In lei però ci sono anche dei tratti contrari a questa tendenza: è infatti una donna indipendente, che lavora, che reagisce con fredda prontezza in caso di pericolo (soprattutto durante le crisi di Lucy). Prende su di sé l’onere di documentare i progressi della loro missione, e partecipa attivamente a discussioni ed iniziative, tanto che molte scoperte che si fanno sul conte Dracula e sui suoi movimenti avvengono proprio grazie a lei. E in effetti la decisione di allontanarla dal gruppo sarà fallimentare e presto ritrattata da un Van Helsing profondamente affascinato non tanto a livello carnale ma intellettuale: 

«Ah, meravigliosa Madame Mina! Ha cervello di uomo - cervello che uno uomo, se avesse, sarebbe molto dotato - e cuore di donna. Buon Dio ha creato lei per uno scopo, credetemi, quando Lui ha fatto questa così buona combinazione»

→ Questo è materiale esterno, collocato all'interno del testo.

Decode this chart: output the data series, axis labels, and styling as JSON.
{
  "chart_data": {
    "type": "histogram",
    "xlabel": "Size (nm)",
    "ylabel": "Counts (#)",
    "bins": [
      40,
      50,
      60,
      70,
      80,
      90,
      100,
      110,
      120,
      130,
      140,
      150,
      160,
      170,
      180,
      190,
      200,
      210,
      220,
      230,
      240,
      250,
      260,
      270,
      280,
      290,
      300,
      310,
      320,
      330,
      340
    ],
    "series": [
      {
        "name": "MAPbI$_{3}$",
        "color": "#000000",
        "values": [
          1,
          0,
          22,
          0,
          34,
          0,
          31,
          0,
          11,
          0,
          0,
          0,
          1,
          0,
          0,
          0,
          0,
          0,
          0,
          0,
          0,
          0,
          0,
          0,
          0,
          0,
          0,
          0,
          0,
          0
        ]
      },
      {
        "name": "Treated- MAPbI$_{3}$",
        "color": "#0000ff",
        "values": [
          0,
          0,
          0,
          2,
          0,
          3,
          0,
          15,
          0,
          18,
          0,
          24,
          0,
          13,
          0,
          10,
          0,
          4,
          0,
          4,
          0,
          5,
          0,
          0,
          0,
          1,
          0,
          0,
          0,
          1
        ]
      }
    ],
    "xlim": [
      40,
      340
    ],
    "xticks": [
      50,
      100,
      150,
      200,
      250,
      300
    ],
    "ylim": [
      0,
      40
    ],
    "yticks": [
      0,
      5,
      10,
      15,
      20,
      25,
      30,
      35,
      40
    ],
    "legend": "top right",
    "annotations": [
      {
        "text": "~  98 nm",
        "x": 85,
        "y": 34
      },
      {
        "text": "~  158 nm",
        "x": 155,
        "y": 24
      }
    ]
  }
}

Prima di concludere questo articolo, mi piace spendere due parole sullo stile. Tutta la vicenda è narrata non in presa diretta, mentre accadono i fatti, ma attraverso resoconti (diari, pezzi di giornali, lettere) scritti a rotazione da tutti i personaggi. Si tratta di una scelta interessante che rende la lettura più variegata, perché sottolinea, anche se in qualche caso non sempre con efficacia, la differenza di carattere che separa i protagonisti. Io non sono una grande amante del soprannaturale, ma questo stratagemma aiuta a rendere meno netto il divario tra ciò che è reale e ciò che è magico. Il lettore non può non sentire paura, seppur per cose che nella vita vera non accadrebbero mai, e questo aiuta molto l’immedesimazione. 

Alla luce di quanto detto dello stile, della presenza di personaggi sostanzialmente ben delineati e dei temi affrontati nel testo (la lotta tra il bene e il male, il rapporto tra umano e bestiale, ma soprattutto tra scienza e soprannaturale), Dracula si presenta certamente come un capolavoro della letteratura, che ho apprezzato molto nonostante i dubbi iniziali.

Una lettura che mi sento assolutamente di consigliarvi, in questo periodo, ma anche nel resto dell’anno, perché no.